I would say, arguably the best museum in Europe to contemplate grand master paintings. The scale of the rooms, both in height and in plan, as well as the natural daylight, are almost perfect. Despite the ornementation of the spaces, the tired postures of the guards, the tired look of the velvet red walls, it remains the one place in the world where one can believe that the birth of the museum, the western 19th Century treasure house, was a well founded endeavor. The Louvre palatial rooms, are more like enfilades, for strolling. The National Gallery are proportioned for viewing, for the short hesitation to look at the art. For that, one never tires.
The format, the layouts and the proportions of other encyclopedic museums - the Metropolitan Museum in New York in particular - pale in comparison. And without all of the new tools at our disposal in designing new museums - the sophisticated sun-tracking models and computer aided simulations to create the optimal sky-lite galleries, from the great skylights of DeMenil Collection in Houston, to the more recent Baeyeler Museum in Basel, from the Kimbel Art Museum in Fort Worth to the Nasher Sculpture Court in Dallas (all, except for Louis Kahn's masterpiece, designed with the help of our friend Andy Sedgwick of Arup, London) - the NGA somehow still go it right: Just the correct dose of light levels, contrast, diffusion and an awareness of the time of day. It is in this light that Velaquez's Venus and Cupid, or Hans Holbein's The Ambassadors, enthralls the viewer, seen before being understood.
Now for the dated addition, by Venturi Scott Brown.

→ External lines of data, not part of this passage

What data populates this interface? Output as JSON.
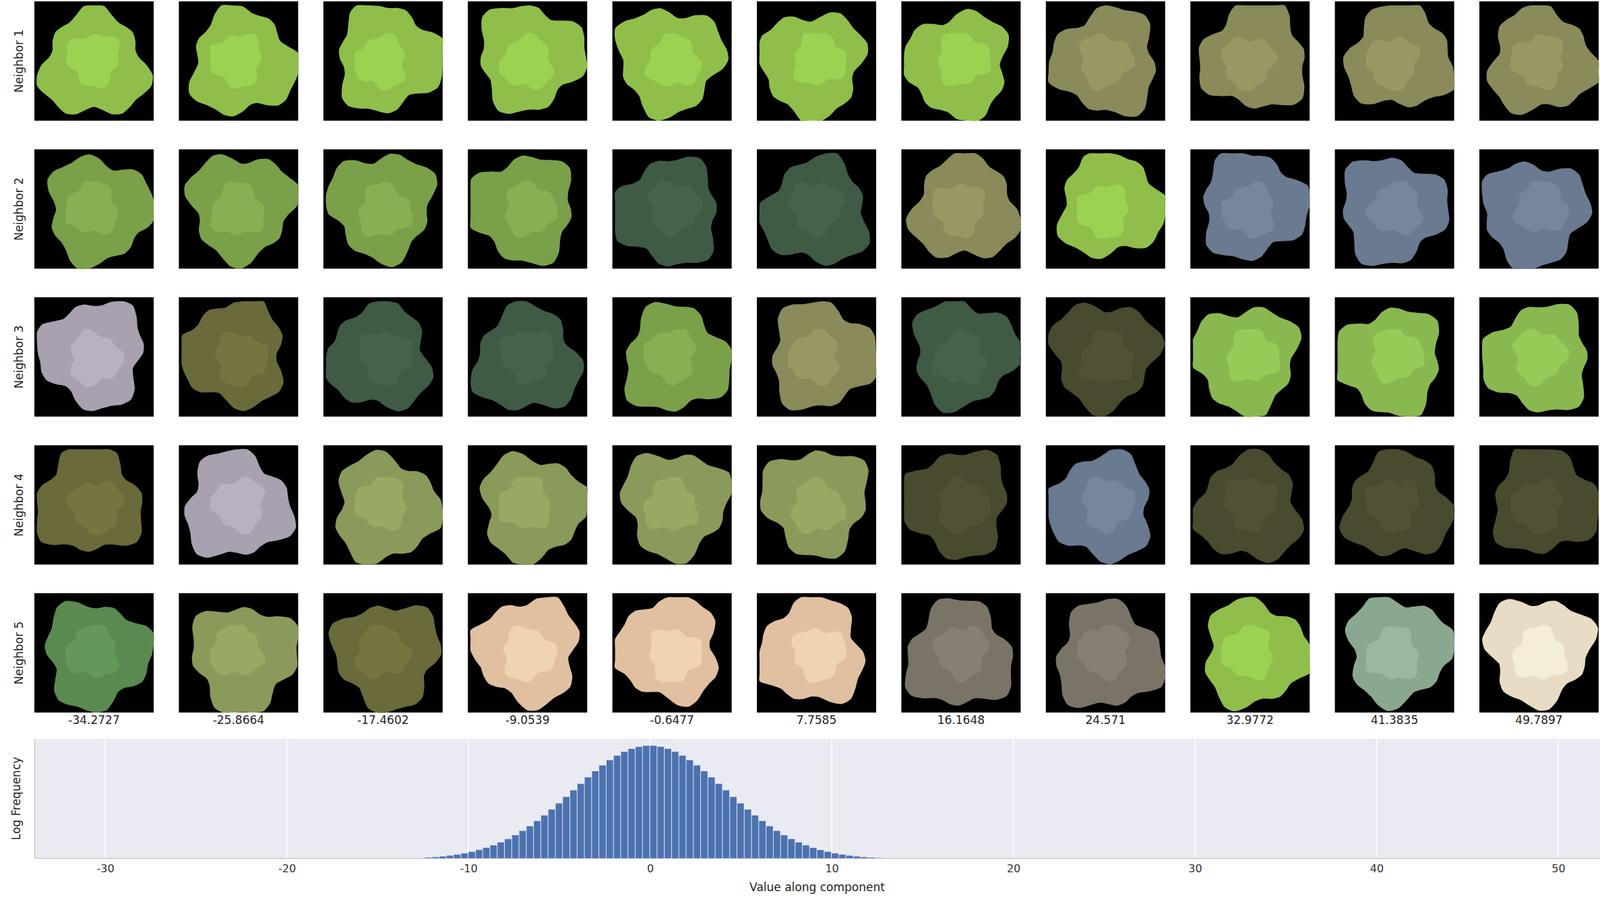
{
  "chart_data": [
    {
      "type": "image_grid",
      "categories": [
        "Neighbor 1",
        "Neighbor 2",
        "Neighbor 3",
        "Neighbor 4",
        "Neighbor 5"
      ],
      "x": [
        -34.2727,
        -25.8664,
        -17.4602,
        -9.0539,
        -0.6477,
        7.7585,
        16.1648,
        24.571,
        32.9772,
        41.3835,
        49.7897
      ],
      "colors": [
        [
          "#8fbf4a",
          "#8fbf4a",
          "#8fbf4a",
          "#8fbf4a",
          "#8fbf4a",
          "#8fbf4a",
          "#8fbf4a",
          "#8a8a5a",
          "#8a8a5a",
          "#8a8a5a",
          "#8a8a5a"
        ],
        [
          "#7aa04a",
          "#7aa04a",
          "#7aa04a",
          "#7aa04a",
          "#3f5a45",
          "#3f5a45",
          "#8a8a5a",
          "#8fbf4a",
          "#6a7a90",
          "#6a7a90",
          "#6a7a90"
        ],
        [
          "#a9a0b0",
          "#6b6a3a",
          "#3f5a45",
          "#3f5a45",
          "#7aa04a",
          "#8a8a5a",
          "#3f5a45",
          "#4a4a2e",
          "#8ab850",
          "#8ab850",
          "#8ab850"
        ],
        [
          "#6b6a3a",
          "#a9a0b0",
          "#8a9a5a",
          "#8a9a5a",
          "#8a9a5a",
          "#8a9a5a",
          "#4a4a2e",
          "#6a7a90",
          "#4a4a2e",
          "#4a4a2e",
          "#4a4a2e"
        ],
        [
          "#5a8a50",
          "#8a9a5a",
          "#6b6a3a",
          "#e0c0a0",
          "#e0c0a0",
          "#e0c0a0",
          "#7a7468",
          "#7a7468",
          "#8fbf4a",
          "#8aa890",
          "#e8dcc4"
        ]
      ]
    },
    {
      "type": "histogram",
      "x_label": "Value along component",
      "y_label": "Log Frequency",
      "bins": [
        -12.4,
        -12.0,
        -11.6,
        -11.2,
        -10.8,
        -10.4,
        -10.0,
        -9.6,
        -9.2,
        -8.8,
        -8.4,
        -8.0,
        -7.6,
        -7.2,
        -6.8,
        -6.4,
        -6.0,
        -5.6,
        -5.2,
        -4.8,
        -4.4,
        -4.0,
        -3.6,
        -3.2,
        -2.8,
        -2.4,
        -2.0,
        -1.6,
        -1.2,
        -0.8,
        -0.4,
        0.0,
        0.4,
        0.8,
        1.2,
        1.6,
        2.0,
        2.4,
        2.8,
        3.2,
        3.6,
        4.0,
        4.4,
        4.8,
        5.2,
        5.6,
        6.0,
        6.4,
        6.8,
        7.2,
        7.6,
        8.0,
        8.4,
        8.8,
        9.2,
        9.6,
        10.0,
        10.4,
        10.8,
        11.2,
        11.6,
        12.0,
        12.4,
        12.8
      ],
      "values": [
        0.05,
        0.09,
        0.15,
        0.22,
        0.31,
        0.42,
        0.56,
        0.72,
        0.91,
        1.13,
        1.39,
        1.68,
        2.02,
        2.4,
        2.81,
        3.27,
        3.76,
        4.28,
        4.82,
        5.39,
        5.97,
        6.54,
        7.11,
        7.65,
        8.16,
        8.62,
        9.02,
        9.36,
        9.62,
        9.8,
        9.89,
        9.89,
        9.8,
        9.62,
        9.36,
        9.02,
        8.62,
        8.16,
        7.65,
        7.11,
        6.54,
        5.97,
        5.39,
        4.82,
        4.28,
        3.76,
        3.27,
        2.81,
        2.4,
        2.02,
        1.68,
        1.39,
        1.13,
        0.91,
        0.72,
        0.56,
        0.42,
        0.31,
        0.22,
        0.15,
        0.09,
        0.05,
        0.02
      ],
      "color": "#4c72b0",
      "xlim": [
        -33.9,
        52.3
      ],
      "xticks": [
        -30,
        -20,
        -10,
        0,
        10,
        20,
        30,
        40,
        50
      ],
      "ylim": [
        0,
        10.5
      ],
      "yticks": [],
      "grid": true,
      "tick_labels": "x"
    }
  ]
}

One can be drawn to the light filled galleries perceived from the historic spaces, as another enfilade of rooms, and risk seeing more art in a post-modern installation. But for this visitor, I have always refrained - I just cannot bear the thought that Venturi did not live up to the lessons of the true NGA. So, the addition, has remained for me a theoretical expansion, seen only from the corner of your eye from Trafalgar; a period piece to be noted by an outdated architectural monograph. The more recent entrance reconfigurations, very sleek and minimal, equally do no justice to the NGA, nor do they set up an expectation for viewing the art. Lost opportunities in both design and visitor experience. Even worse to contemplate, as London is teaming with such creative force as to expect, even demand, otherwise. Nelson's Column did and got Rachel Whiteread's anemic, but beautiful clear, cast base.